Behind the scenes at the DNC


Despite new lobbying laws, conventions are still nothing but a three-ring circus.


By Ben Whitford


Photo by Eric Mack

This week’s Democratic convention is a carefully choreographed media event: Everything from the balloons and banners to the speeches and celebrity endorsements have been carefully calibrated to play well on an endless loop on cable news. What you won’t see on TV, though, are the behind-the-scenes shenanigans: glitzy lobbyist-funded parties that give industry groups a chance to buy and bank goodwill for the four years ahead.

According to a new report (pdf) by Public Citizen, this year’s party conventions will see lobbyists and corporate donors blow $112 million staging more than 400 parties for lawmakers and their aides. Conveniently, the exact accounts won’t be available until two months after the conventions, right around polling day; still, early reports indicate that energy and extractive-industry groups will be spending big bucks to buy influence over the next two weeks.

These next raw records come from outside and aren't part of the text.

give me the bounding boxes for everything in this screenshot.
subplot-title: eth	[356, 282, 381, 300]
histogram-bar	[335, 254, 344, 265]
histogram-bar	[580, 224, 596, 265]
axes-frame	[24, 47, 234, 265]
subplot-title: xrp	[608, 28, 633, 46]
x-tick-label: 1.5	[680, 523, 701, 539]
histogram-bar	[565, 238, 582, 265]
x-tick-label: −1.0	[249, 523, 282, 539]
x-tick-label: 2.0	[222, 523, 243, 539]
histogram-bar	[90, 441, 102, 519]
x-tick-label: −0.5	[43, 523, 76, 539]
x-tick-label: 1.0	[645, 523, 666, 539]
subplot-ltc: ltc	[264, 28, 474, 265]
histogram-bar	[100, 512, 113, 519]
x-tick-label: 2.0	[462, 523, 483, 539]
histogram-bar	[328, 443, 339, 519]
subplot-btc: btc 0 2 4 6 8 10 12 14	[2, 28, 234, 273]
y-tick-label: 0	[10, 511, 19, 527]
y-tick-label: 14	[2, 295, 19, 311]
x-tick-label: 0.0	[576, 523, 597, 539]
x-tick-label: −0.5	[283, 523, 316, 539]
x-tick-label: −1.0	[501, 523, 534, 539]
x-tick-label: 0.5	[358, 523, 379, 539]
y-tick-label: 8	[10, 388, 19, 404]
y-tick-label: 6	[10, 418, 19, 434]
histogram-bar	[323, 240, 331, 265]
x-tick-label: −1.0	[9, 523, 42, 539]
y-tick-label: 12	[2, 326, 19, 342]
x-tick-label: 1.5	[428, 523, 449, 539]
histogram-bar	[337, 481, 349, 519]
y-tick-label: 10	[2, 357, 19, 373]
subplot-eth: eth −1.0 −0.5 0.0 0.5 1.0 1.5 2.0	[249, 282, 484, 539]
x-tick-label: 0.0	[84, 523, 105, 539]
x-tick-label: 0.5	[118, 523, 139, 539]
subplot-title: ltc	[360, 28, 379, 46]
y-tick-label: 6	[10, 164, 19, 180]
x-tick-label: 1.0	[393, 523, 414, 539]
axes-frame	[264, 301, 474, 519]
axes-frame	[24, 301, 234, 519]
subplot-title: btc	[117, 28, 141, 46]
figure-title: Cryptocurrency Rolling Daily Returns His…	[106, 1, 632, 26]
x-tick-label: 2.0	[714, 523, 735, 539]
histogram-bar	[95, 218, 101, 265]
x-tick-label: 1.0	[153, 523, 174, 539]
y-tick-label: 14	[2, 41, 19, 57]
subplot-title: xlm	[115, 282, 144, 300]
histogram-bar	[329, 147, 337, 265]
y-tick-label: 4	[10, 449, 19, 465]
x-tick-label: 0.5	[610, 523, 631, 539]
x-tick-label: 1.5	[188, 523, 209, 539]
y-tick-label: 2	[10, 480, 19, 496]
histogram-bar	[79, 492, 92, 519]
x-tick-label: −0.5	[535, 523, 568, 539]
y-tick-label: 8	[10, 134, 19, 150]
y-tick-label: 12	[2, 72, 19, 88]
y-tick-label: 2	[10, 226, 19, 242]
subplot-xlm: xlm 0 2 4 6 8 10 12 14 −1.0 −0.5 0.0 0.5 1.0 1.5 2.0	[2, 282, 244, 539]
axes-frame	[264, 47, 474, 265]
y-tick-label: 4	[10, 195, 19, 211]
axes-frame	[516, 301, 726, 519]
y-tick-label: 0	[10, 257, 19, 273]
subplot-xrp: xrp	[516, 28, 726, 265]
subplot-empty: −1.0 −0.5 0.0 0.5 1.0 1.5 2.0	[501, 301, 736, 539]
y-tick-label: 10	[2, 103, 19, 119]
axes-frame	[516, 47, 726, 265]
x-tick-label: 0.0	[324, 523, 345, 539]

A sampler: Utility provider and nuclear-plant operator Xcel Energy will be “sponsoring” the Republican and Democratic conventions to the tune of $1 million apiece; oil giant ConocoPhillips will spend $375,000 to woo Democrats in Denver; Koch Industries, a sprawling conglomerate with petroleum, energy, and chemical interests, will spend $250,000 to win over Republicans in St Paul.

New lobbying laws were supposed to have put an end to this sort of thing; unfortunately, the rules are riddled with loopholes. Lobbyists are barred from hosting parties in honor of a single lawmaker, so instead they’re doubling up and throwing bashes for two or more members of Congress at a time. Some hosts ask for voluntary contributions before wheeling out the DJs in order to get around rules prohibiting free entertainment; others are ducking rules barring anything but finger food with new feats of culinary creativity, sticking toothpicks in hamburgers to transform them into “sliders” or serving colossal canapes on specially designed super-sized spoons.

Other groups are sidestepping ethics rules altogether. Instead of hosting parties, the American Coalition for Clean Coal Electricity has spent $2 million buying up advertising space all over Denver to promote the virtues of “clean coal”. The group, loathed by many environmentalists, is also flooding the area around the convention center with “experiential advertising," putting people on street corners to buttonhole convention attendees and hand out maps of Denver along with literature touting the benefits of coal.

The bottom line is that the only people who can really clean up the conventions are the parties themselves. Unfortunately, there’s little sign of that happening. Until a media uproar shamed them into changing tack, the GOP was happily auctioning off rounds of golf with party leaders for $2.5 million a pop. Barack Obama, meanwhile, says he was nominated too late to clean up this year’s convention, although he’s promised to do better if he finds himself running for reelection four years from now.

This year, though, greens simply don’t have the greenbacks to compete with the Olympic-class schmoozing on display at the conventions. And inevitably, once lawmakers head back to Washington, they’ll be far more likely to give their time and attention to those generous, fun-to-know industrial lobbyists than to the broke but well-meaning environmental campaigners hanging around outside the convention hall.